109 模擬戦の誘い
「あれ?リアちゃん?」
王様と騎士団の訓練を眺めていると、声をかけられた。ダンジョンであった4人組。つまりは勇者一行である。
「彩音だよ。ダンジョンで会ったの覚えてる?」
「覚えてるよ。そもそも会ったのって一昨日の夜だよ?」
「ああ、そうなんだ。ダンジョンの中って時間分からないんだよね…」
「その辺は感覚で覚えるしか無いよ」
「で、何で国王と一緒にいるんだ?」
今かよ…。普通は王様の方に目が行くでしょ。なんで私なのよ?
「なに、優秀な冒険者がいると聞いてな。ちょうど王都にいると言う事で来て貰ったのだ」
王様ナイス!それで通そう!
「ダンジョンから帰ったらお迎えが来ててね。さっき謁見が終わって、案内してくれてるんだ」
「何故、国王自ら?」
「私が個人的に気にいったのでな。私自ら案内しているのだ」
「そうでしたか」
「優秀な冒険者って事は強いんだよね?ちょっと模擬戦しない?」
彩音が急にそんな事を言い出した。正直、面倒。けど、個人的に勇者一行の実力は気になるな。
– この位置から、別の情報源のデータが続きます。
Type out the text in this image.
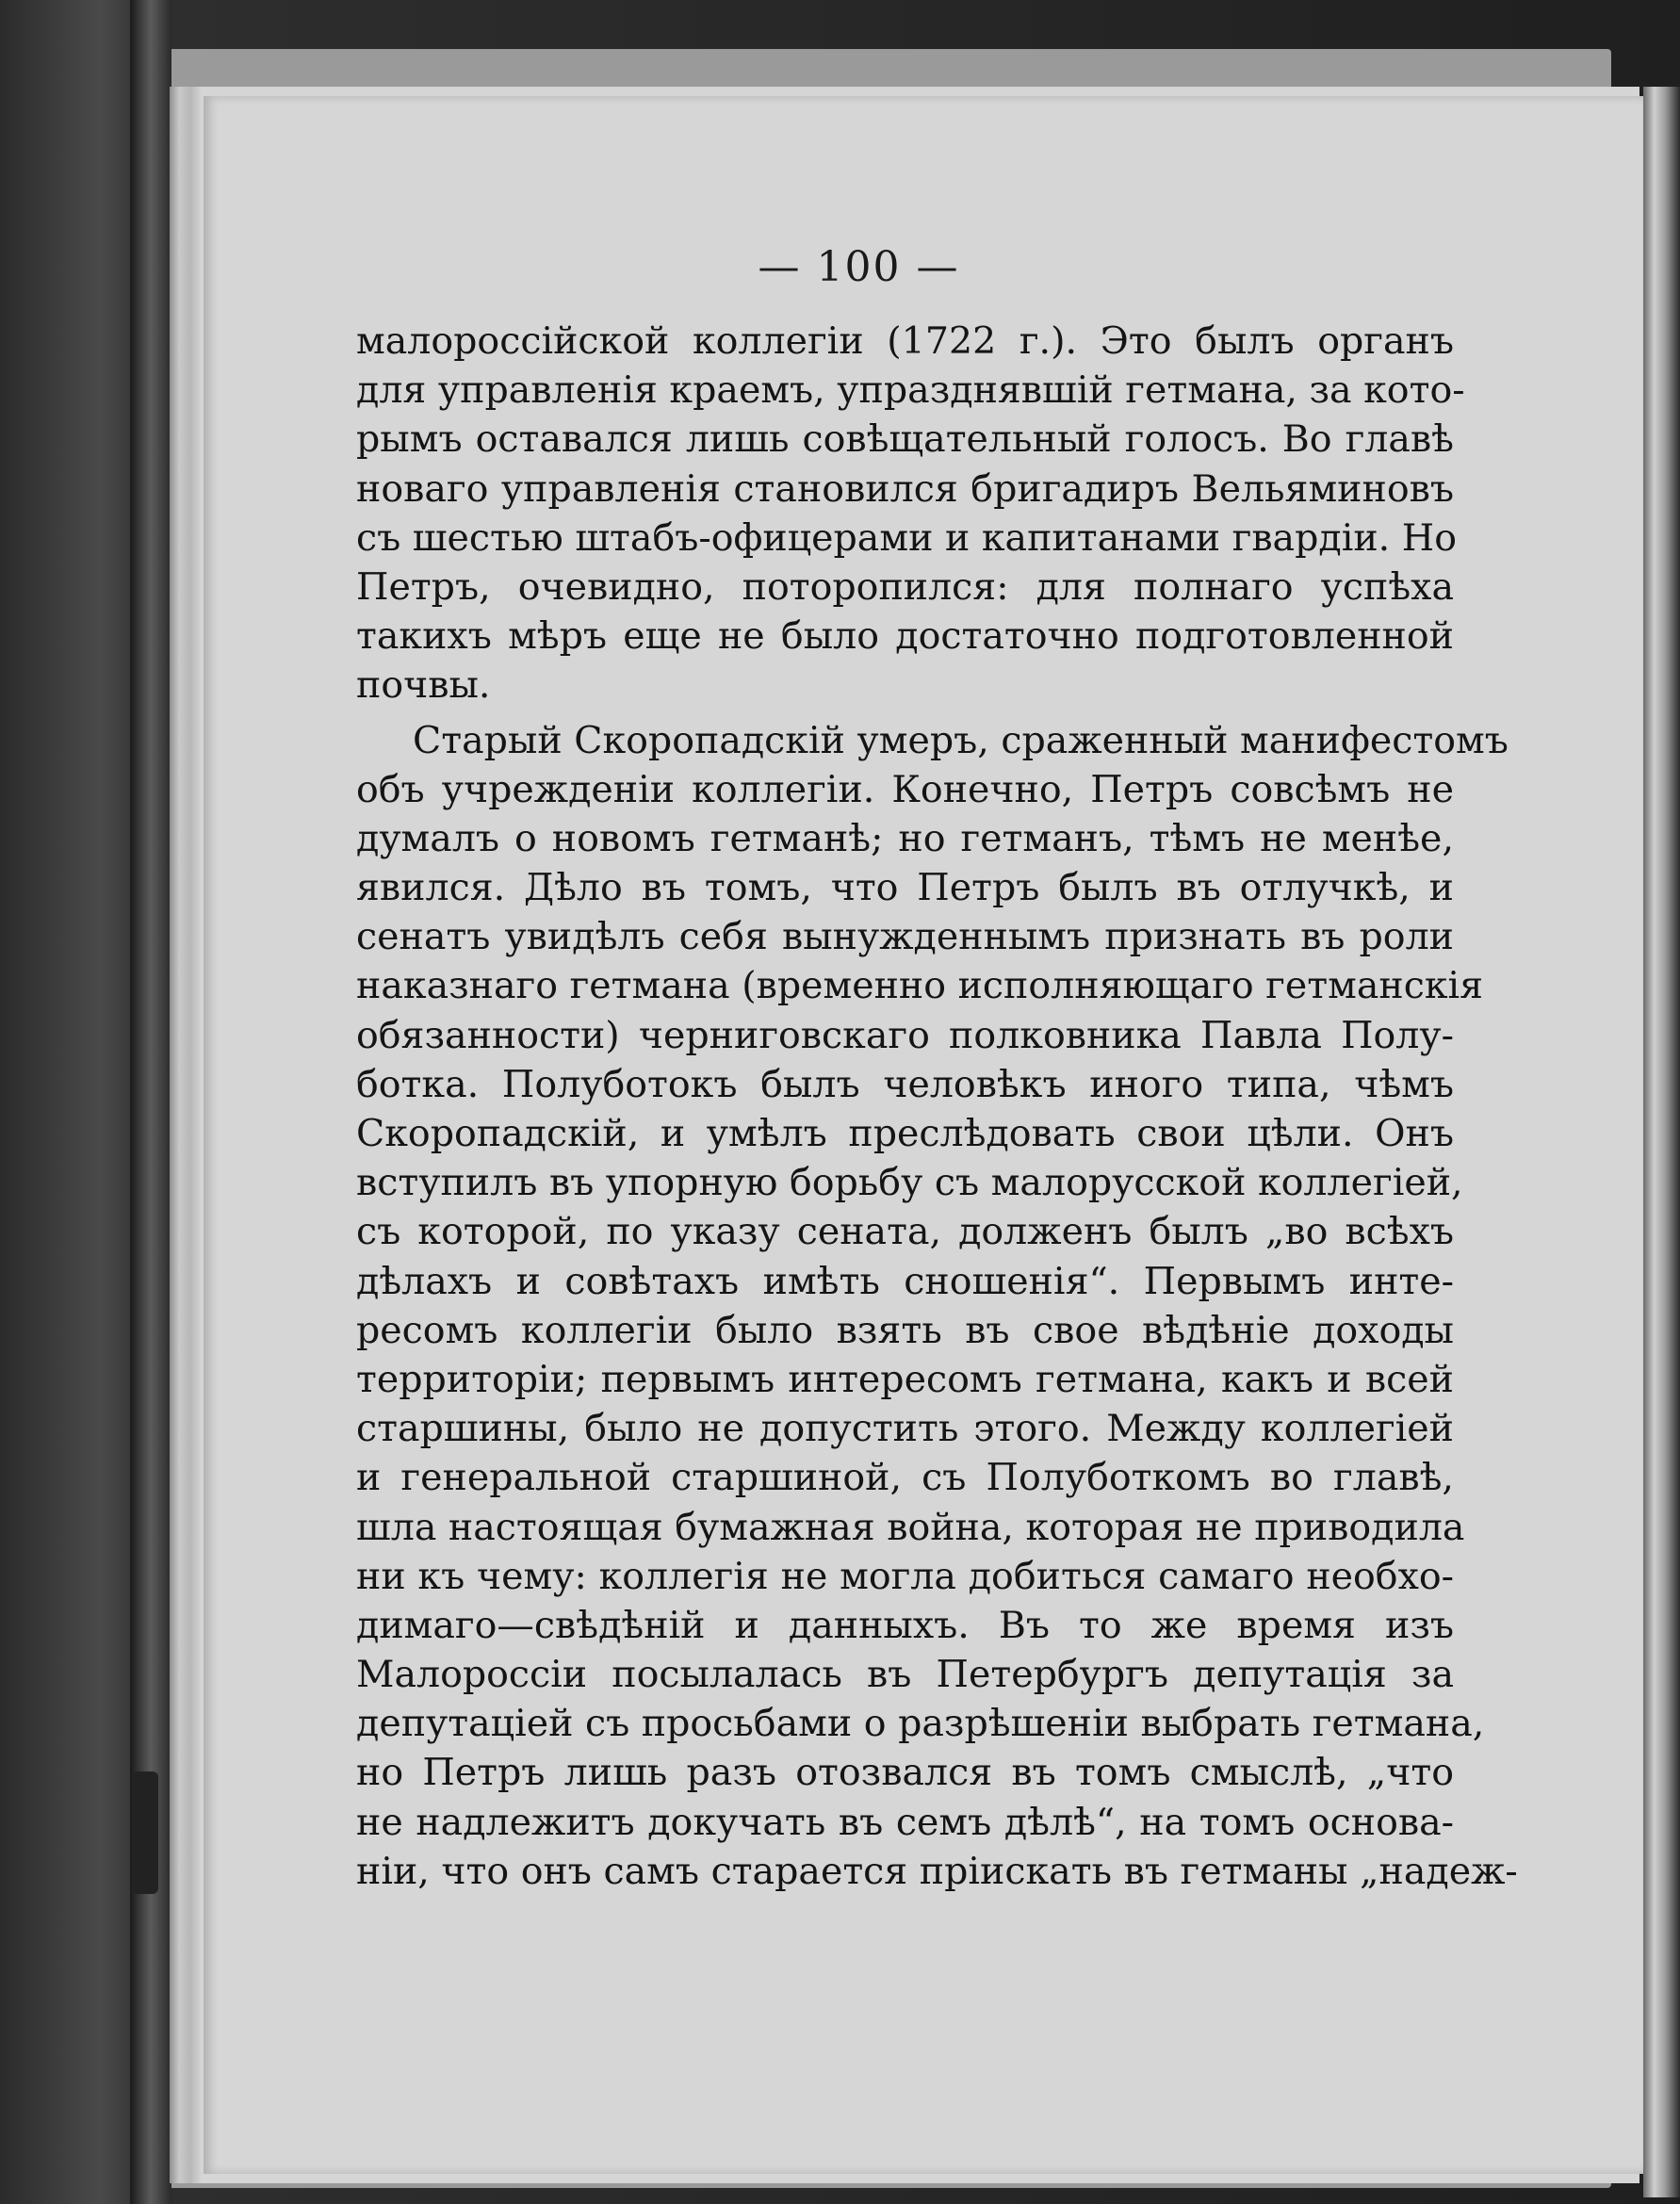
— 100 —

малороссійской коллегіи (1722 г.). Это былъ органъ
для управленія краемъ, упразднявшій гетмана, за кото-
рымъ оставался лишь совѣщательный голосъ. Во главѣ
новаго управленія становился бригадиръ Вельяминовъ
съ шестью штабъ-офицерами и капитанами гвардіи. Но
Петръ, очевидно, поторопился: для полнаго успѣха
такихъ мѣръ еще не было достаточно подготовленной
почвы.
Старый Скоропадскій умеръ, сраженный манифестомъ
объ учрежденіи коллегіи. Конечно, Петръ совсѣмъ не
думалъ о новомъ гетманѣ; но гетманъ, тѣмъ не менѣе,
явился. Дѣло въ томъ, что Петръ былъ въ отлучкѣ, и
сенатъ увидѣлъ себя вынужденнымъ признать въ роли
наказнаго гетмана (временно исполняющаго гетманскія
обязанности) черниговскаго полковника Павла Полу-
ботка. Полуботокъ былъ человѣкъ иного типа, чѣмъ
Скоропадскій, и умѣлъ преслѣдовать свои цѣли. Онъ
вступилъ въ упорную борьбу съ малорусской коллегіей,
съ которой, по указу сената, долженъ былъ „во всѣхъ
дѣлахъ и совѣтахъ имѣть сношенія“. Первымъ инте-
ресомъ коллегіи было взять въ свое вѣдѣніе доходы
территоріи; первымъ интересомъ гетмана, какъ и всей
старшины, было не допустить этого. Между коллегіей
и генеральной старшиной, съ Полуботкомъ во главѣ,
шла настоящая бумажная война, которая не приводила
ни къ чему: коллегія не могла добиться самаго необхо-
димаго—свѣдѣній и данныхъ. Въ то же время изъ
Малороссіи посылалась въ Петербургъ депутація за
депутаціей съ просьбами о разрѣшеніи выбрать гетмана,
но Петръ лишь разъ отозвался въ томъ смыслѣ, „что
не надлежитъ докучать въ семъ дѣлѣ“, на томъ основа-
ніи, что онъ самъ старается пріискать въ гетманы „надеж-
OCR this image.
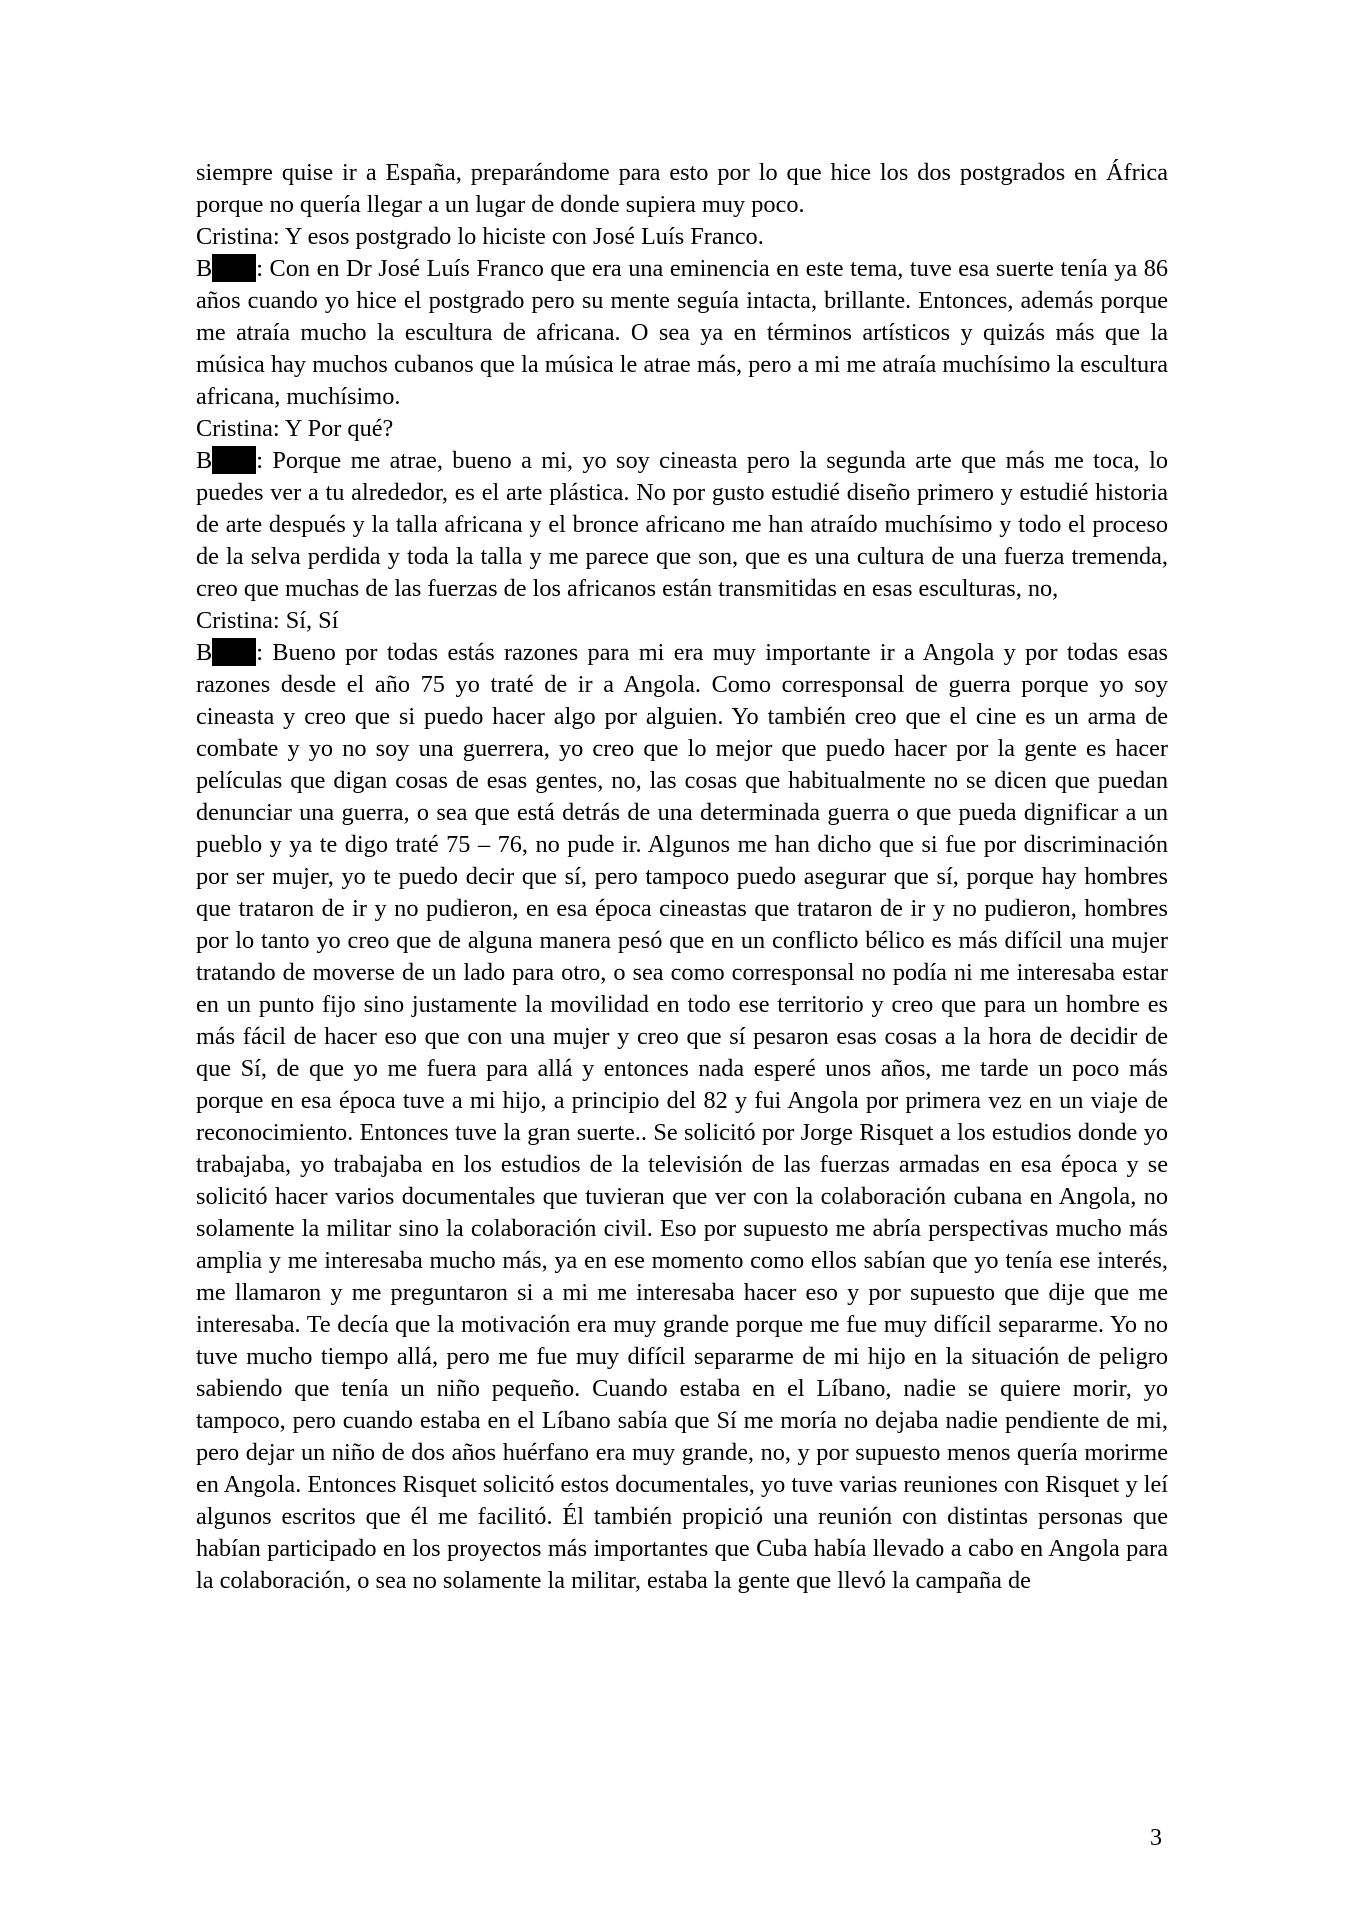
siempre quise ir a España, preparándome para esto por lo que hice los dos postgrados en África porque no quería llegar a un lugar de donde supiera muy poco.

Cristina: Y esos postgrado lo hiciste con José Luís Franco.

B : Con en Dr José Luís Franco que era una eminencia en este tema, tuve esa suerte tenía ya 86 años cuando yo hice el postgrado pero su mente seguía intacta, brillante. Entonces, además porque me atraía mucho la escultura de africana. O sea ya en términos artísticos y quizás más que la música hay muchos cubanos que la música le atrae más, pero a mi me atraía muchísimo la escultura africana, muchísimo.

Cristina: Y Por qué?

B : Porque me atrae, bueno a mi, yo soy cineasta pero la segunda arte que más me toca, lo puedes ver a tu alrededor, es el arte plástica. No por gusto estudié diseño primero y estudié historia de arte después y la talla africana y el bronce africano me han atraído muchísimo y todo el proceso de la selva perdida y toda la talla y me parece que son, que es una cultura de una fuerza tremenda, creo que muchas de las fuerzas de los africanos están transmitidas en esas esculturas, no,

Cristina: Sí, Sí

B : Bueno por todas estás razones para mi era muy importante ir a Angola y por todas esas razones desde el año 75 yo traté de ir a Angola. Como corresponsal de guerra porque yo soy cineasta y creo que si puedo hacer algo por alguien. Yo también creo que el cine es un arma de combate y yo no soy una guerrera, yo creo que lo mejor que puedo hacer por la gente es hacer películas que digan cosas de esas gentes, no, las cosas que habitualmente no se dicen que puedan denunciar una guerra, o sea que está detrás de una determinada guerra o que pueda dignificar a un pueblo y ya te digo traté 75 – 76, no pude ir. Algunos me han dicho que si fue por discriminación por ser mujer, yo te puedo decir que sí, pero tampoco puedo asegurar que sí, porque hay hombres que trataron de ir y no pudieron, en esa época cineastas que trataron de ir y no pudieron, hombres por lo tanto yo creo que de alguna manera pesó que en un conflicto bélico es más difícil una mujer tratando de moverse de un lado para otro, o sea como corresponsal no podía ni me interesaba estar en un punto fijo sino justamente la movilidad en todo ese territorio y creo que para un hombre es más fácil de hacer eso que con una mujer y creo que sí pesaron esas cosas a la hora de decidir de que Sí, de que yo me fuera para allá y entonces nada esperé unos años, me tarde un poco más porque en esa época tuve a mi hijo, a principio del 82 y fui Angola por primera vez en un viaje de reconocimiento. Entonces tuve la gran suerte.. Se solicitó por Jorge Risquet a los estudios donde yo trabajaba, yo trabajaba en los estudios de la televisión de las fuerzas armadas en esa época y se solicitó hacer varios documentales que tuvieran que ver con la colaboración cubana en Angola, no solamente la militar sino la colaboración civil. Eso por supuesto me abría perspectivas mucho más amplia y me interesaba mucho más, ya en ese momento como ellos sabían que yo tenía ese interés, me llamaron y me preguntaron si a mi me interesaba hacer eso y por supuesto que dije que me interesaba. Te decía que la motivación era muy grande porque me fue muy difícil separarme. Yo no tuve mucho tiempo allá, pero me fue muy difícil separarme de mi hijo en la situación de peligro sabiendo que tenía un niño pequeño. Cuando estaba en el Líbano, nadie se quiere morir, yo tampoco, pero cuando estaba en el Líbano sabía que Sí me moría no dejaba nadie pendiente de mi, pero dejar un niño de dos años huérfano era muy grande, no, y por supuesto menos quería morirme en Angola. Entonces Risquet solicitó estos documentales, yo tuve varias reuniones con Risquet y leí algunos escritos que él me facilitó. Él también propició una reunión con distintas personas que habían participado en los proyectos más importantes que Cuba había llevado a cabo en Angola para la colaboración, o sea no solamente la militar, estaba la gente que llevó la campaña de

3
分析魔法では見えないし、体感すれば大体の実力は分かるだろう。
「良いけど、私強いよ?」
「そうこなくちゃ。正直、オリバーさん以外相手にならなくて」
そりゃそうだ。騎士団長とギリギリの勝負してるって言うのに、他の団員に負けないでしょ。どんだけレベル差あると思ってるの?いや、聞いたのは勇者だけだっけ?この子の実力がどの辺かは聞いてないな。まぁ、あのダンジョンにいたし、前衛職だし、勇者に近い実力はあると見るべきかな。
「ついでに勇者君…天翔くんだっけ?一緒にどう?」
「訓練か?そうだな…。一緒にやろうか。僕もオリバーさん以外の実力者は気になるしね」
これでついでに勇者君の実力も分かるな。残りの2人は大体分かるし、これでパーティの実力も分かるな。
さて、前回の勇者は弱かったって玉藻が言ってたけど、今回の勇者はどうかな?まぁこっちに来てそんなに経ってないだろうし、そこまで期待はしてないけど…。